There is going to be a lot of discussion tomorrow about the need to control house price growth – prompted by widely trailed new restrictions on mortgage lending proposed by Financial Policy Committee at the Bank of England.
At least as far as Scotland is concerned – and large swathes of the country south of the border – any further restrictions on mortgage lending are unnecessary and potentially damaging.
Take a look at the chart below. As you can see, house price growth in Scotland since the start of the recovery in the market in early 2012 has been much more muted than elsewhere in the UK.

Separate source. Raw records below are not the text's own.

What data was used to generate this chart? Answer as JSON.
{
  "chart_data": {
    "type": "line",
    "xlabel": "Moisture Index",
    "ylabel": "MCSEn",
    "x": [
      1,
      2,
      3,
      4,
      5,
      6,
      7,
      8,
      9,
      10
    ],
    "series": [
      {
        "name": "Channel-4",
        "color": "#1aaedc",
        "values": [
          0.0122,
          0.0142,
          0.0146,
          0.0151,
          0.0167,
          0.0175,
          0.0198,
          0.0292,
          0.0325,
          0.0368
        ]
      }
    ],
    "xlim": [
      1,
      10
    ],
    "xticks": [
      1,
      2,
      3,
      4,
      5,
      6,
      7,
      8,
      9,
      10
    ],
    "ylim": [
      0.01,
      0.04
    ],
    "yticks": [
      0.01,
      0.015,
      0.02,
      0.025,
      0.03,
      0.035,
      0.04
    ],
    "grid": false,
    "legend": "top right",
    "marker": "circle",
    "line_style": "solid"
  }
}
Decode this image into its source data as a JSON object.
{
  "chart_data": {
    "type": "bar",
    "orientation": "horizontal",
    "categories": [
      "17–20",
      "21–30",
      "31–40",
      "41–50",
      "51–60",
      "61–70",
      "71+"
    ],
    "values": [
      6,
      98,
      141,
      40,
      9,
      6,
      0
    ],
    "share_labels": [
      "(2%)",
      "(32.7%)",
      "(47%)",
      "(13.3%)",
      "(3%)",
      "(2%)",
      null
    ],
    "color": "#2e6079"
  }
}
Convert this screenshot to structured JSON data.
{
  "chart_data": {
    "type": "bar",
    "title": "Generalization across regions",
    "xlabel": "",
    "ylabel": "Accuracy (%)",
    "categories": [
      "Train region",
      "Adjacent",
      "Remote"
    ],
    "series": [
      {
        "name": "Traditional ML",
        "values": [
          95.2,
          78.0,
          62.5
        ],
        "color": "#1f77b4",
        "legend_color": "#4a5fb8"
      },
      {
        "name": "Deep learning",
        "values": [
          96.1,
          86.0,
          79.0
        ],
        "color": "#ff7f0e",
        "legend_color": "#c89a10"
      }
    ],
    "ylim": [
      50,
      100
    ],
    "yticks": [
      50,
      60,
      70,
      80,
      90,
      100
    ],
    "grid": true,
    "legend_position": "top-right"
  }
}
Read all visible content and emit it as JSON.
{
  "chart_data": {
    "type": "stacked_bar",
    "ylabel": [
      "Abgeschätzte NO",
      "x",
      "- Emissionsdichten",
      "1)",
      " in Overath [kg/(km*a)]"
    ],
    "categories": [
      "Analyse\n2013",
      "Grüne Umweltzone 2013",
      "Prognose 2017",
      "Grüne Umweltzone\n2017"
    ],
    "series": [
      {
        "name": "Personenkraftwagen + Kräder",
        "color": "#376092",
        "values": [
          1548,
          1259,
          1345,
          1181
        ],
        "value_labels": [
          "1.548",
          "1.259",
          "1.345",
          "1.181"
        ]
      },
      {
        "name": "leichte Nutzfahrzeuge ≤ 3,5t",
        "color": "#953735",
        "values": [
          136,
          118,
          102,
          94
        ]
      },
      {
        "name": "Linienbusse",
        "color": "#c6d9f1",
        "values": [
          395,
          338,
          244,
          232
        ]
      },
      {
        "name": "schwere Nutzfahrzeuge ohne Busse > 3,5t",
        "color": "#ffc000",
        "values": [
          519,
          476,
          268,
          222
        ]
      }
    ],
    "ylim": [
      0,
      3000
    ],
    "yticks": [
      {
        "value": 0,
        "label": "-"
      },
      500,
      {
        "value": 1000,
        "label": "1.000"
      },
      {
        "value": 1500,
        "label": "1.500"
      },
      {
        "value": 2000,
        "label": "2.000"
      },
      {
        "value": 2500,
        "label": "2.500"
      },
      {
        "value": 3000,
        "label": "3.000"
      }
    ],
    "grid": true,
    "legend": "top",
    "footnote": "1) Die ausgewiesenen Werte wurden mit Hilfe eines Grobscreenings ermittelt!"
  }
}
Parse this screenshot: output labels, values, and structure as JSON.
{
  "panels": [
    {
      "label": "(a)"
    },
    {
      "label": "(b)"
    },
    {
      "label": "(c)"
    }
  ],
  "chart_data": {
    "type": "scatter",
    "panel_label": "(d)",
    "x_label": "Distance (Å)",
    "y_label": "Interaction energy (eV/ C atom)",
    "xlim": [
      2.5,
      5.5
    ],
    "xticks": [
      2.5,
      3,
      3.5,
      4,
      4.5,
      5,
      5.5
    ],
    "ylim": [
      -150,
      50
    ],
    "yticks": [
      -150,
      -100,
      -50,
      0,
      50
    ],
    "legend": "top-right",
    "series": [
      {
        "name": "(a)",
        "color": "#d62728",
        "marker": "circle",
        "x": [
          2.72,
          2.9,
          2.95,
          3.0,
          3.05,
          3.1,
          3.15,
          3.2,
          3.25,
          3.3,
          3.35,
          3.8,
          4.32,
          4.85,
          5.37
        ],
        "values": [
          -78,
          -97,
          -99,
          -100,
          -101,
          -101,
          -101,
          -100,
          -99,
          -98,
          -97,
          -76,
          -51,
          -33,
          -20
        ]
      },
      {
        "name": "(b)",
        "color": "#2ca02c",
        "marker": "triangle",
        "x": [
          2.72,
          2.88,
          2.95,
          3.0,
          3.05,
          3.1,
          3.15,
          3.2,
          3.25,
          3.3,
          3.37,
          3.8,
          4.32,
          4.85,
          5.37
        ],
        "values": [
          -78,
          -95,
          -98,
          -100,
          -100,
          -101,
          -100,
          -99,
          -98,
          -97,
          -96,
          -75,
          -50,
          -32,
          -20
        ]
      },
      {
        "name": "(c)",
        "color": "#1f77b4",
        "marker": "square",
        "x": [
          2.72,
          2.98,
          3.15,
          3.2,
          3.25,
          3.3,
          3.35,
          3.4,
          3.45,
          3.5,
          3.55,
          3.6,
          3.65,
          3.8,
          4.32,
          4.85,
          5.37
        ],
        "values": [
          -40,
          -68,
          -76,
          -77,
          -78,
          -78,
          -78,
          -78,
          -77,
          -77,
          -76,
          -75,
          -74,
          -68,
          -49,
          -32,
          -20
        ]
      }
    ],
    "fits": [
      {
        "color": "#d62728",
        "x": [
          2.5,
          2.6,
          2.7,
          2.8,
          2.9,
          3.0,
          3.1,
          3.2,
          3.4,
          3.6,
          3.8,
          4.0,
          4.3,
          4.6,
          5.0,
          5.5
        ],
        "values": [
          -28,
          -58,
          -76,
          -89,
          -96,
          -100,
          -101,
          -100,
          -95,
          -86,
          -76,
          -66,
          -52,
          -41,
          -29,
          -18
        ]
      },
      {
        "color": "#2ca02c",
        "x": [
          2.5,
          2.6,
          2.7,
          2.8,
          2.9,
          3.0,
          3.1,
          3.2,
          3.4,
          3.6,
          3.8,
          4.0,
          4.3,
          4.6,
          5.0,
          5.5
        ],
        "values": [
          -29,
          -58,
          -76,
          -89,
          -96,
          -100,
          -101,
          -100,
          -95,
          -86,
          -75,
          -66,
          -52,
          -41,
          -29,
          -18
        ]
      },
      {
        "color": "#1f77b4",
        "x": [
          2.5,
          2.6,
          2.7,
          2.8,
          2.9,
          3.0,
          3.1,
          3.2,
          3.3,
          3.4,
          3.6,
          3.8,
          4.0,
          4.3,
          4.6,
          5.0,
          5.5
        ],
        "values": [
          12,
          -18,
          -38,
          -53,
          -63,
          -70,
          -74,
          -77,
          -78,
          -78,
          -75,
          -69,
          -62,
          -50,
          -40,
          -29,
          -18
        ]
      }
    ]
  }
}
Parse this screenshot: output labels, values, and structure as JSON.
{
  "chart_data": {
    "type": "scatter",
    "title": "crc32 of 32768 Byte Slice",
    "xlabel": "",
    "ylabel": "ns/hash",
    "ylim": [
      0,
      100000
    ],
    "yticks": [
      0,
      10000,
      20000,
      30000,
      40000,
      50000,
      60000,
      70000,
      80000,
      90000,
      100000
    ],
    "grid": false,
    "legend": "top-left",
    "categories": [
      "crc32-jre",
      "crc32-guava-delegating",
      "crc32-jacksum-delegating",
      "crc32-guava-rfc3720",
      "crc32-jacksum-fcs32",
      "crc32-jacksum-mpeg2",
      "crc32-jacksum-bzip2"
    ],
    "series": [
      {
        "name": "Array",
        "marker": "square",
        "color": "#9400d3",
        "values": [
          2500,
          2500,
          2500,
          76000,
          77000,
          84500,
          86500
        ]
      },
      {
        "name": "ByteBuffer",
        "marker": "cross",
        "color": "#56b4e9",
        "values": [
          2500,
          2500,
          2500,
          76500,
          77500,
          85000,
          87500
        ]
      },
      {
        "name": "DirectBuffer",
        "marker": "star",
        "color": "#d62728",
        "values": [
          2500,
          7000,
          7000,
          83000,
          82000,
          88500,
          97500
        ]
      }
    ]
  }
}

Since April 2012, house price inflation (i.e. the change in prices compared to the same time a year ago) for the UK as a whole has been in positive territory. In contrast, the Office for National Statistics (ONS) reported that prices in Scotland were lower than the same time last year over almost half of that period.
It’s true, of course, that prices in Scotland have recovered somewhat in the last seven months, but they remain well below their peak in most areas. And it’s true that house price inflation across the UK at 10% seems high. But strip out London and you get a very different picture.
But what if we are seeing just the start of a house price boom? Would it not make sense to ‘nip it in the bud’ before it gets out of hand?
The truth is that has already happened – for two reasons.
Firstly, new and tougher rules on mortgage lending came in to force on the 26th April this year and it looks like they are already having an effect. Mortgage approvals have fallen for the last three months in a row (see graph below) and are nowhere near their long term average of around 90,000 a month (you can find more on average approval levels here). The BBA (British Bankers Association) whose members account for around two thirds of mortgage lending reported only yesterday that mortgage approvals had fallen in May for the fourth month in a row with their Chief Economist, Richard Woolhouse, saying that: ‘Our figures indicate that the heat appears to be coming out of the housing market’.
Secondly, there is growing awareness that interest rates are set to rise at some point relatively soon – possibly this November. While any increase is likely to be small, it will certainly remind borrowers that their mortgage costs could rise in the future and, in my experience, buyers have been very sensitive to the possibility that rates could rise in the future.
On that basis, the FPC should stay its hand tomorrow. It could, of course, outline changes that it might make in the future if necessary, but there is no immediate case for making more changes now.
And there is a very good argument for not making it even harder to get a mortgage. Effectively increasing the size of the deposit that a borrower needs to qualify for a mortgage (which is the likely outcome of any new rules) would mean that only borrowers backed by the bank of mum and dad could buy a house. There are plenty of hard working, responsible and solvent would-be buyers who can’t dip in to family funds to build a deposit. They should not be excluded from home ownership because the Bank is trying to quell house price rises in London driven – at least in part – by cash buyers who are not affected by mortgage rules in any event.